Irlanda del Nord: notti di violenza contro la polizia a Belfast

Polizia sotto attacco a Belfast.
alcune immagini dei recenti scontri a Belfast

6 SETTEMBRE – Le strade di Belfast portano ancora i segni delle violenze che hanno messo a ferro e fuoco  i quartieri settentrionali della capitale per tre notti consecutive: mattoni, pietre, residui di bottiglie incendiarie, petardi e carcasse di auto date alle fiamme. Scene come questa si trovano di solito nelle città del Medio Oriente, ma per Belfast è una triste realtà con cui gli abitanti sono ormai costretti a convivere, reminiscenza di un passato che sta tornando, o che non se ne è mai del tutto andato.
Nelle ultime tre notti Carlisle Circus, zona nord della città, è stata il fulcro dei disordini fra repubblicani, lealisti e agenti della polizia. Le violenze hanno avuto inizio domenica, quando una marcia organizzata dai repubblicani è stata interrotta dagli uomini fedeli alla Corona. All’arrivo della polizia, che era intervenuta per placare i disordini, la furia di entrambe le fazioni si è riversata sugli agenti stessi, colpiti da una pioggia di mattoni, pietre e molotov.

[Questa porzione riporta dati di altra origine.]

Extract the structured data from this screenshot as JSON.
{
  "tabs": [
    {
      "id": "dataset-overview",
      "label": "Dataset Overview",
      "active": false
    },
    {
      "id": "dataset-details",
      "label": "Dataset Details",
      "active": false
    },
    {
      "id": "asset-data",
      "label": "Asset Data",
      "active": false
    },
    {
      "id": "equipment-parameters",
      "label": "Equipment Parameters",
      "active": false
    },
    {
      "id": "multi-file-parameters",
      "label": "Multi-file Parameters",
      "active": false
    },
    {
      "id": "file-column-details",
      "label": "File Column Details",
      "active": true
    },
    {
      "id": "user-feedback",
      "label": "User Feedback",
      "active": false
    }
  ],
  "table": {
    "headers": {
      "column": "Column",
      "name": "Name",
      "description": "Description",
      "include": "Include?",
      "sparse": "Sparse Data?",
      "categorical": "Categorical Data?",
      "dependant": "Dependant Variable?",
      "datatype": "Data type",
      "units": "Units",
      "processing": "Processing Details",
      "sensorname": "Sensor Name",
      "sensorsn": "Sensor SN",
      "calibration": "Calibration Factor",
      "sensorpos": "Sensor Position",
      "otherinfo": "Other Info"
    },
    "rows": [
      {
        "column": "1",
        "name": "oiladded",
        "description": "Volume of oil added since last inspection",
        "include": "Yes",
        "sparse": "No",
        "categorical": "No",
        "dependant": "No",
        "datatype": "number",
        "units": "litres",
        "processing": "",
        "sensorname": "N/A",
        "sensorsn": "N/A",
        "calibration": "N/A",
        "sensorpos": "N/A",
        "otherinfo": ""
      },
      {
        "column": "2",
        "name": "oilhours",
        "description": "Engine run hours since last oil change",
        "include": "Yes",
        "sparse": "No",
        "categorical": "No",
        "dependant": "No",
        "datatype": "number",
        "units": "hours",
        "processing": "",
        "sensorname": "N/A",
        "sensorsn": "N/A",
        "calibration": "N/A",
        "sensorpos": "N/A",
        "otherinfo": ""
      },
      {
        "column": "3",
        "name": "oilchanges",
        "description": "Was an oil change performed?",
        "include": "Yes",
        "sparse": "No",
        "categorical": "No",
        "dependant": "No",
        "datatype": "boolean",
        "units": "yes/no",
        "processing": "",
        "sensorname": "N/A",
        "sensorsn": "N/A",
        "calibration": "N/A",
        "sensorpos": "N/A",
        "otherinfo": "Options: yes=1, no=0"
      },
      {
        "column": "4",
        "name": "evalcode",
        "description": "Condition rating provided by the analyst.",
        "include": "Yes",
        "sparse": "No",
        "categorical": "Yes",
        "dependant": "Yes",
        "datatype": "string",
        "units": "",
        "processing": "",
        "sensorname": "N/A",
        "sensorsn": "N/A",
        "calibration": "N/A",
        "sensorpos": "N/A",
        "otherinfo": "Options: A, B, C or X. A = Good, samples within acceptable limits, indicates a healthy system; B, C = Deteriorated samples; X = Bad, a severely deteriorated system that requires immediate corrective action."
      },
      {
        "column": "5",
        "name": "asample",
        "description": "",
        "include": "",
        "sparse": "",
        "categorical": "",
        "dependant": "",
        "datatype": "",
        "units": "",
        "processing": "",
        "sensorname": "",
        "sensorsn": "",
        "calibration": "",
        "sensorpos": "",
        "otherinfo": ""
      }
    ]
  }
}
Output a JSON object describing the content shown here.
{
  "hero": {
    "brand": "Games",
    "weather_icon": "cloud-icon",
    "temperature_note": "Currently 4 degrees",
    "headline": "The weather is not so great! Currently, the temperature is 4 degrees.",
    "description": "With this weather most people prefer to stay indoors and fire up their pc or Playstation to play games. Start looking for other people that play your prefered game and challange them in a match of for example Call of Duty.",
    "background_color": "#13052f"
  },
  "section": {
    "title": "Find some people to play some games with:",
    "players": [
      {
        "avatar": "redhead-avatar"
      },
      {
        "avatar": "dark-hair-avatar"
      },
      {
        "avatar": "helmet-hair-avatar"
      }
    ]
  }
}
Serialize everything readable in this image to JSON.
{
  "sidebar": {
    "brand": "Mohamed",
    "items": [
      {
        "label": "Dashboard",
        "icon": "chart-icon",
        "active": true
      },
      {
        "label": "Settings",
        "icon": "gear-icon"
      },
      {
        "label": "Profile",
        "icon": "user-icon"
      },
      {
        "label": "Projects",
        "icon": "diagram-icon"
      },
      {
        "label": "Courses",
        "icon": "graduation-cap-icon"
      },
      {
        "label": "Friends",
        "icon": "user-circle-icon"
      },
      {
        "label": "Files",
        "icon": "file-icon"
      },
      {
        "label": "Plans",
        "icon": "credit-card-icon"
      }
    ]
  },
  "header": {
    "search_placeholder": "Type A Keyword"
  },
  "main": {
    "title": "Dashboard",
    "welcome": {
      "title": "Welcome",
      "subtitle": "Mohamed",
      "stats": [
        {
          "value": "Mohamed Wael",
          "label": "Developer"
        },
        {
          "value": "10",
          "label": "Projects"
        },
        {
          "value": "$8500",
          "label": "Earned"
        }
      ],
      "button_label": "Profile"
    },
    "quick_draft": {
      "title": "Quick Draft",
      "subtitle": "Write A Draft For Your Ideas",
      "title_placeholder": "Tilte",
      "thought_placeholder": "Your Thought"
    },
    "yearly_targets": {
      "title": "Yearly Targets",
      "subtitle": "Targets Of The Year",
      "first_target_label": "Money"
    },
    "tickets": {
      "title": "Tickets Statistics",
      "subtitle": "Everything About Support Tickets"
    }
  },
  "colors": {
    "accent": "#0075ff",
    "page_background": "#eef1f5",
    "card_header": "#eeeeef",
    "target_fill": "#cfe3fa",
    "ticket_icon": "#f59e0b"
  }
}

Gli scontri hanno preso una piega ancora più estrema, quando bus e auto sono stati dati alle fiamme dai manifestanti, spalleggiati dai compagni usciti alla scoperto dalle roccaforti cattoliche e protestanti di Belfast. La risposta della Police Service of Northern Ireland (PSNI) non si è fatta attendere, utilizzando proiettili in gomma e cannoni ad acqua per disperdere la folla.
Le violenze sono continuate anche lunedì e martedì notte, portando il bilancio a più di 67 agenti feriti, fortunatamente non in maniera grave.
Nelle sue dichiarazioni, rese all’indomani degli scontri, l’assistente capo Will Kerr ha fatto notare come sette aggressori siano già stati arrestati; tuttavia ha anche insistito sull’importanza di far cessare le violenze, pregando la classe dirigente di usare la sua influenza al fine di trovare una soluzione a lungo termine per i problemi che interessano quest’area. Kerr ha anche fatto una riflessione sull’impatto negativo che questi ultimi avvenimenti potrebbero avere sul turismo in Irlanda del Nord, un Paese che nell’ultimo decennio si è impegnato molto per promuove un’immagine positiva di se stesso.

alcune immagini dei recenti scontri a Belfast

Le violenze di questi giorni, non ancora domate completamente, destano particolare preoccupazione nelle autorità in vista della grande parata protestante dell’Orange Order, che il 29 settembre attraverserà la città per sei miglia, dal Belfast City Hall a Stormont, sede della North Ireland Assembly e del Northern Ireland Executive, portando in strada migliaia di persone.
L’Irlanda del Nord è stata teatro di violenze fra repubblicani e lealisti fin dal 1922, anno della ratifica del Trattato Anglo-Irlandese, che sanciva la divisione dell’isola in Repubblica d’Irlanda e in Irlanda del Nord, quest’ultima composta dalle sei contee dell’Ulster facenti parte del Regno Unito. Gli scontri fra la maggioranza protestante e la minoranza cattolica, che hanno interessato le città nordirlandesi in particolare fra gli anni ’60 e ’90, sono passati alla storia con il termine The Troubles (letteralmente “disordini’) ed hanno provocato più di 3000 morti. Una tappa fondamentale del processo di pace in Irlanda del Nord è rappresentato dal “Good Friday Agreement” del 1998, con la conseguente rinuncia alla lotta armata da parte dell’IRA (Irish Republican Army).
Nonostante l’accordo di pace, sporadici tafferugli continuano a verificarsi in Irlanda del Nord, come il 12 luglio scorso nel distretto cattolico di Ardoyne dove, a seguito di scontri durante una parata protestante, ci sono stati 26 arresti e decine di feriti. Gli avvenimenti degli ultimi giorni a Belfast si sono contraddistinti per violenza e ostinazione.